Adidas AG, the world’s second-biggest sporting-goods maker, said it expects record soccer sales of more than 1.6 billion euros ($2 billion) this year, boosted by the European championships in Ukraine and Poland.
“Adidas is leading the way at UEFA Euro 2012 in every respect -- in terms of product sales, brand visibility and innovative strength,” Chief Executive Officer Herbert Hainer said at a press conference in Warsaw today. “Adidas can already be sure of defending its title as the most successful football brand in Europe and the world.”

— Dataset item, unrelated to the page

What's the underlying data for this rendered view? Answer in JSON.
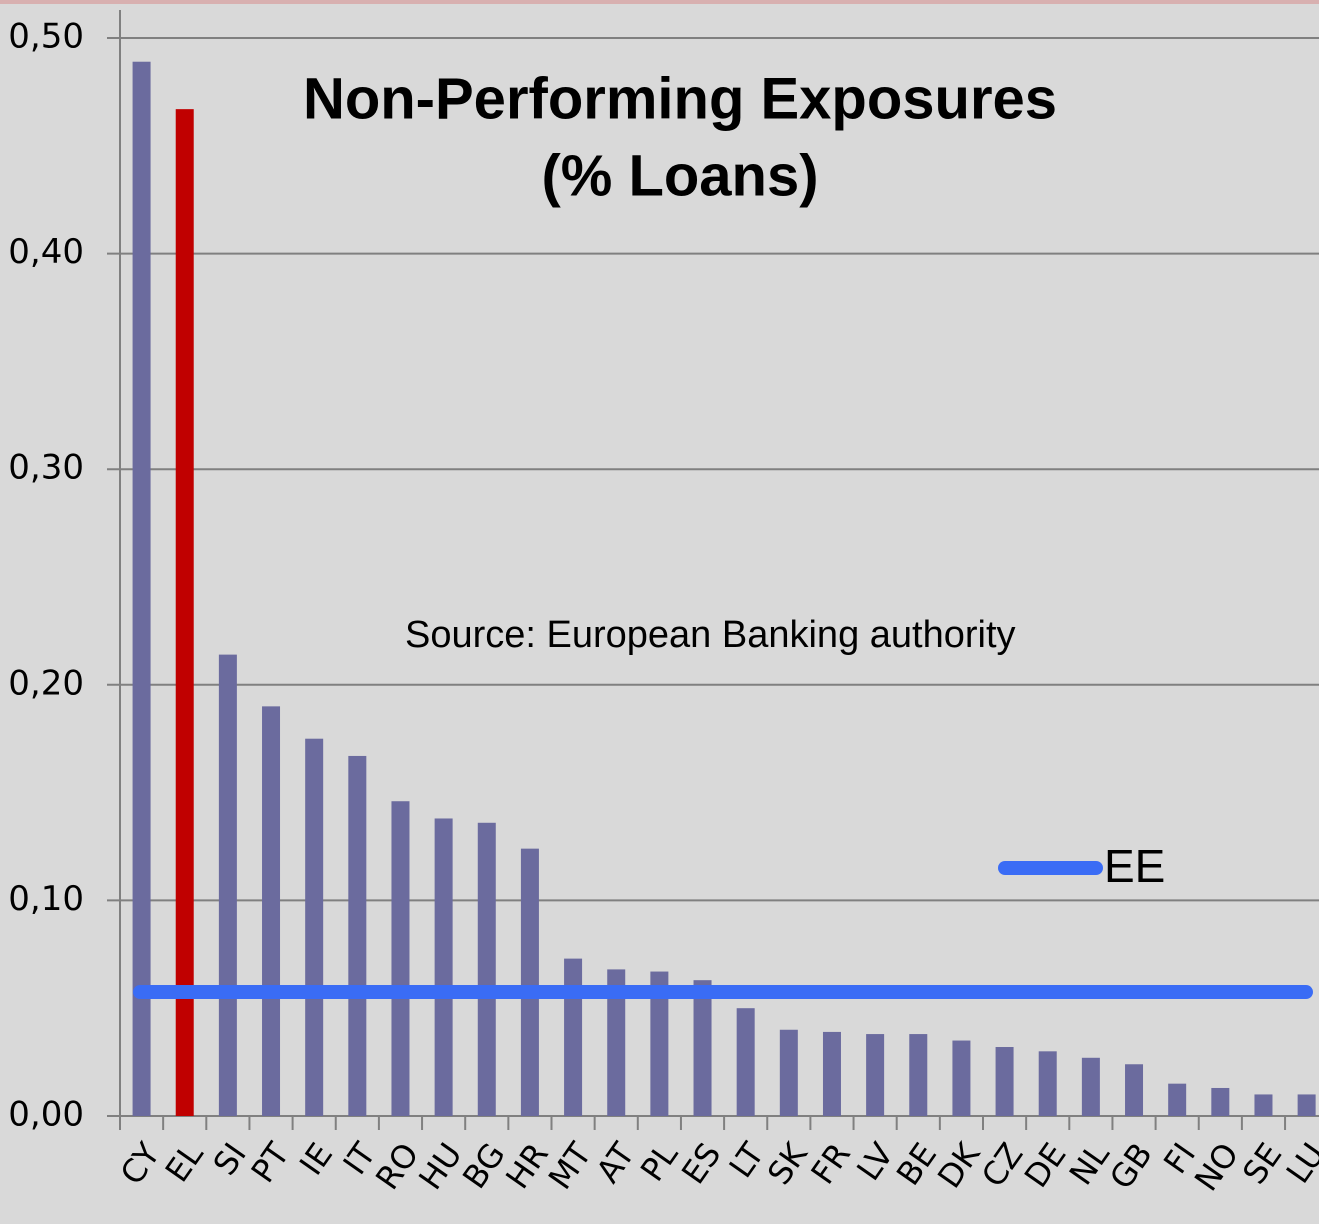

Today’s forecast exceeds the previous record of 1.5 billion euros, set in 2010 when the last World Cup was held in South Africa. Soccer accounts for more than 17 percent of revenue at Herzogenaurach, Germany-based Adidas, which said in April that total sales will rise almost 10 percent this year, compared with an earlier goal for a mid-to high-single-digit percentage gain.
Adidas is defending its soccer leadership against Nike Inc., which has a goal to surpass the company as the sport’s biggest brand and sponsored teams such as the Netherlands, Portugal, Croatia, Poland and France at this year’s tournament. Adidas controls about a third of a market it estimates is worth as much as 5 billion euros a year.
“There’s momentum with the Adidas brand in football at the moment, especially in footwear,” said Mark Josefson, an analyst at Silvia Quandt Research GmbH in Frankfurt. “Nike wanted to close the gap, but it has at best kept pace with Adidas, or has probably fallen back. Football is associated with Adidas.”
Adidas said today that it will be the soccer market leader in Poland this year and “has come significantly closer” to becoming the biggest seller of sporting goods in the country by 2015. Sales of Adidas soccer products will double this year in Ukraine, where the company is the sport’s biggest brand, it said.
“I am very happy with the business development in Poland and Ukraine,” Hainer said.
Adidas fell 0.7 percent to 58.56 euros as of 2:44 p.m. in Frankfurt trading. The stock is up 16 percent this year, among the best performers in Germany’s benchmark DAX Index.
Adidas is sponsoring six teams at the tournament, including favorites Spain and Germany, both of whom have made the quarter-finals. It is one of the 12 official sponsors of the event that also include Sony Corp. and Carlsberg A/S. Adidas provides the tournament’s official match ball, the Tango 12.
“Adidas not only benefits from the success of its teams, but can also position itself onscreen and on-site via the presence of officials, referees, volunteers or ball boys and girls and team mascots wearing Adidas clothing,” said Andreas Ullmann, head of market intelligence at German market researcher Sport + Markt. “There are also hospitality opportunities which can be used for competitions, promotions and networking.”
Adidas said today that it will sell more than 7 million Tango 12 balls this year and that it already sold more than 1 million Germany jerseys, a record for a European championship. The company sold “close” to 1 million Spain jerseys even in the current economic situation in the country, Hainer said.
Adidas sales will rise to 14.81 billion euros this year, according to the average estimate of 30 analysts surveyed by Bloomberg. Twenty-eight analysts recommend buying the stock while just two advise selling, data compiled by Bloomberg shows.
“Adidas still has the strongest heritage of any brand in soccer,” Ullmann said. “Adidas has strong partnerships, which have been built up over many, many years with major federations and clubs.”
Adidas is “not interested” in buying Nike Inc.’s Umbro soccer brand as Adidas is already the leader in the sport, CEO Hainer told journalists today. Nike, the world’s biggest maker of sporting goods, said in May that it will sell Umbro and Cole Haan within a year to focus on its biggest brands. Nike acquired Umbro, the U.K.-based soccer-apparel and footwear brand, in 2008 for $567 million.
Soccer “is the heart and soul of our company,” Hainer said.